After years of advocacy work and local organizing, the repeal bill finally reached the assembly floor in 2019, but it wasn’t voted upon. It would later stall in the Senate Codes Committee. Activists started to question Senate leaders a year later about the bill’s delayed process, amNY reported.
Manhattan State Senator Brad Hoylman, who is gay, and Westchester Assemblymember Amy Paulin, the bill’s lead sponsors, worked with advocates to drum up support from other lawmakers. In June 2020, the New York Senate acquired the co-sponsors necessary to pass the bill and the support snowballed from there.
“The Senate today corrects an injustice in our penal code that has permitted law enforcement to arrest transgender women — namely those of color, along with immigrants and LGBTQ youth — simply for walking down the street and the clothes they wear,” Hoylman said in a statement after the bill passed. “This outdated, discriminatory statute has led to hundreds of unnecessary arrests of transgender women of color and a broader culture of fear and intimidation for transgender and gender non-conforming New Yorkers.”

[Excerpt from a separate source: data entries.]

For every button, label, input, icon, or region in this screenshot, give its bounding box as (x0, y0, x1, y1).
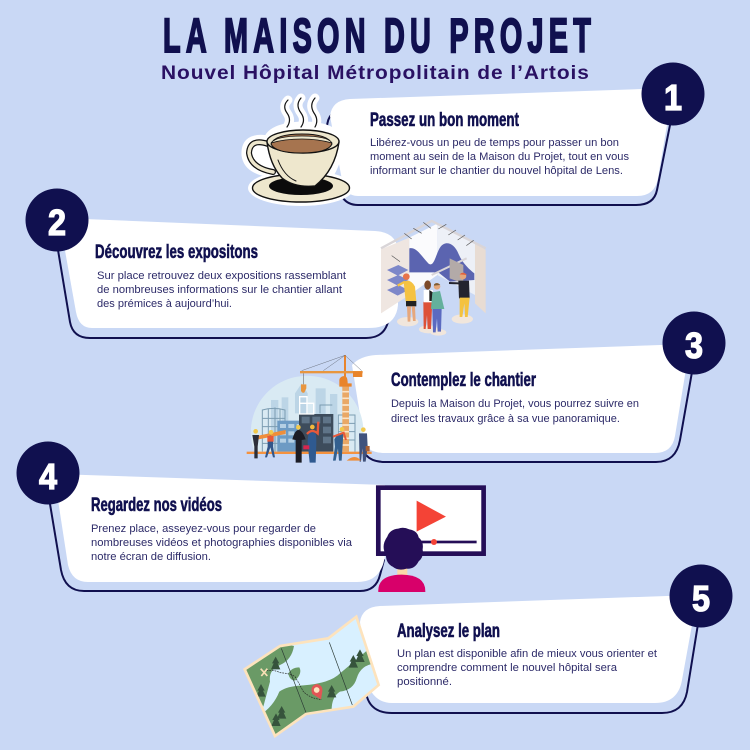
number badge 3 (662, 312, 726, 374)
number badge 2: 2 (48, 203, 66, 243)
text: step 4: nombreuses vidéos et photographies disponibles via (91, 537, 353, 549)
text: step 2 (97, 270, 346, 310)
icon: construction site (247, 355, 372, 463)
panel: step 5 (360, 564, 732, 713)
visitor middle (423, 280, 433, 329)
heading: step 1: Passez un bon moment (370, 110, 519, 131)
text: step 1: moment au sein de la Maison du Projet, tout en vous (370, 151, 629, 163)
text: step 2: de nombreuses informations sur le chantier allant (97, 284, 342, 296)
panel: step 3 (352, 312, 726, 462)
number badge 4 (16, 442, 80, 504)
workers (252, 422, 370, 463)
icon: folded map (243, 617, 379, 738)
heading: step 5: Analysez le plan (397, 621, 500, 642)
subtitle: Nouvel Hôpital Métropolitain de l’Artois (161, 63, 589, 84)
icon: coffee cup (246, 98, 354, 206)
text: step 5: comprendre comment le nouvel hôpital sera (397, 662, 618, 674)
text: step 1: Libérez-vous un peu de temps pour passer un bon (370, 137, 619, 149)
text: step 1 (370, 137, 629, 177)
number badge 4: 4 (39, 457, 57, 497)
text: step 5 (397, 648, 657, 688)
text: step 3: Depuis la Maison du Projet, vous pourrez suivre en (391, 398, 639, 410)
guide (449, 273, 470, 317)
number badge 3: 3 (685, 326, 703, 366)
title: LA MAISON DU PROJET (163, 10, 591, 63)
text: step 4: notre écran de diffusion. (91, 551, 211, 563)
heading: step 4: Regardez nos vidéos (91, 495, 222, 516)
text: step 3: direct les travaux grâce à sa vue panoramique. (391, 413, 620, 425)
panel: step 4 (16, 442, 385, 591)
heading: step 3: Contemplez le chantier (391, 370, 536, 391)
visitor teal (431, 283, 444, 332)
text: step 5: Un plan est disponible afin de mieux vous orienter et (397, 648, 657, 660)
panel: step 2 (26, 188, 398, 338)
text: step 4: Prenez place, asseyez-vous pour regarder de (91, 523, 316, 535)
panel: step 1 (327, 62, 704, 205)
number badge 1: 1 (664, 78, 682, 118)
text: step 2: Sur place retrouvez deux expositions rassemblant (97, 270, 346, 282)
text: step 4 (91, 523, 353, 563)
icon: exhibition stand with visitors (381, 221, 486, 336)
heading: step 2: Découvrez les expositons (95, 242, 258, 263)
text: step 2: des prémices à aujourd’hui. (97, 298, 232, 310)
number badge 1 (642, 62, 704, 126)
text: step 5: positionné. (397, 676, 452, 688)
number badge 5 (670, 564, 732, 628)
number badge 2 (26, 188, 88, 252)
text: step 1: informant sur le chantier du nouvel hôpital de Lens. (370, 165, 623, 177)
number badge 5: 5 (692, 579, 710, 619)
text: step 3 (391, 398, 639, 425)
visitor left (398, 273, 416, 322)
icon: video screen with viewer (378, 488, 484, 592)
crane (300, 355, 363, 452)
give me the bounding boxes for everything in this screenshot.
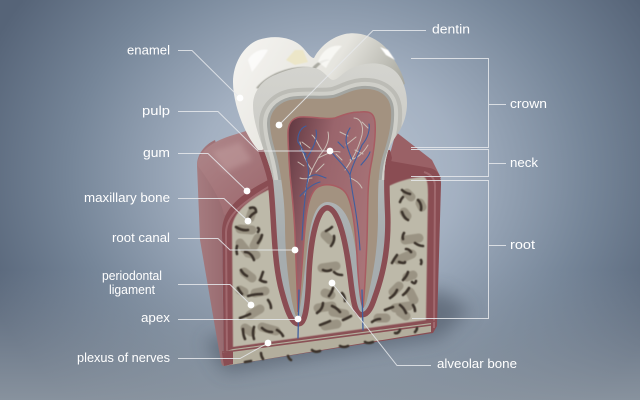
label: plexus of nerves: plexus of nerves <box>77 351 170 365</box>
crown back enamel <box>233 33 405 150</box>
shadow under block <box>205 290 470 372</box>
pulp chamber <box>288 112 375 312</box>
label: periodontal ligament: periodontal <box>102 269 162 283</box>
block left side face <box>197 140 232 366</box>
label: pulp <box>142 104 333 154</box>
label: maxillary bone: maxillary bone <box>84 191 170 205</box>
crown back shading in occlusal groove <box>256 59 330 90</box>
label: dentin <box>276 22 470 128</box>
periodontal ligament red band <box>258 150 392 326</box>
bracket: neck: neck <box>510 156 539 170</box>
label: enamel <box>127 44 243 101</box>
label: plexus of nerves <box>77 340 271 365</box>
label: root canal: root canal <box>112 231 170 245</box>
pulp nerves, blue <box>298 124 370 338</box>
bracket: root <box>411 180 536 318</box>
pulp nerves, white <box>298 118 368 195</box>
floor <box>0 270 640 400</box>
label: apex <box>141 311 301 325</box>
gum lighter stripes <box>226 172 435 360</box>
label: periodontal ligament <box>102 269 254 308</box>
block gum top surface <box>197 126 300 215</box>
label: maxillary bone <box>84 191 251 224</box>
gum highlight <box>212 142 252 172</box>
block front gum face <box>222 160 441 366</box>
label: pulp: pulp <box>142 104 170 118</box>
bottom strip red lines <box>222 321 436 352</box>
label: enamel: enamel <box>127 44 170 58</box>
bone cavities, soft halos <box>240 193 422 332</box>
label: apex: apex <box>141 311 171 325</box>
label: alveolar bone: alveolar bone <box>437 357 517 371</box>
bracket: crown: crown <box>510 97 547 111</box>
dentin <box>270 89 391 316</box>
bracket: neck <box>411 150 539 176</box>
bone cavities, dark holes <box>236 190 423 362</box>
right gum top surface <box>385 132 441 178</box>
label: dentin: dentin <box>432 22 470 36</box>
bone panel <box>232 177 428 347</box>
bracket: root: root <box>510 238 536 252</box>
crown highlights <box>248 46 395 72</box>
bottom strip of bone <box>223 323 431 366</box>
label: alveolar bone <box>329 280 517 371</box>
bracket: crown <box>411 58 547 148</box>
tooth and bone block model <box>197 33 441 366</box>
enamel cut section and cementum <box>253 63 407 321</box>
label: periodontal ligament: ligament <box>109 283 156 297</box>
label: root canal <box>112 231 298 253</box>
label: gum <box>143 146 250 194</box>
label: gum: gum <box>143 146 170 160</box>
left gum foot <box>222 351 233 366</box>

State Senator Jabari Brisport, who is gay, responded to the passing of the bill by acknowledging that New York has made major changes on LGBTQ rights in a relatively short amount of time.
“Twelve years ago the New York State Senate voted no on same sex marriage,” Brisport tweeted. “Today we just voted to repeal Walking While Trans. How far we’ve come. Queer rights are human rights and Black Trans Lives Matter.”
12 years ago the NY State Senate voted no on same sex marriage.
Today we just voted to repeal Walking While Trans. How far we’ve come.
Queer rights are human rights and Black Trans Lives Matter.
— Jabari Brisport🌹 (@JabariBrisport) February 2, 2021
During a debate on the Senate floor on Tuesday, Republicans argued that repealing the ban might adversely affect the sex worker and transgender communities, potentially increasing the amount of disproportionate violence they experience. Some even contended that the repeal might lead to a push to decriminalize sex work.
Staten Island Assemblymember Michael Reilly said that repealing the law would lead to a culture prevalent with “red light districts” and “carjacking.” Several other assembly members suggested that it would be easy for lawmakers to contact law enforcement agencies and “have them modify their behavior,” amNY reported.
The NYPD has already changed its patrol manual to advise officers against upholding the loitering law, according to the Queens Daily Eagle. However, that has done little to stop officers from harassing sex workers and trans women.
Advocates have tried to educate politicians about how sex trafficking victims are less likely to seek help out fear of the current laws. Undocumented immigrants earning a living doing sex work face even more issues as any encounter with police could put them at risk for deportation, according to a study done by Fair.
Attorney Jared Trujillo, a former sex worker and a driving activist behind the legislation, said that the loitering law is “a direct descendent” of Jim Crow-era laws meant to disenfranchise Black people.
“Forty-seven percent of Black trans women are incarcerated at some point in their lives. I want to acknowledge that 40 percent of homeless youth are queer and trans because of how this country treats folks. I want to remind folks that we still have really inhumane solitary practices which are fatal consequences. Today is a day that everyone should be proud of. Today is the day that trans Black and brown folks should be proud of because this is your labor, your emotional fight,” he said.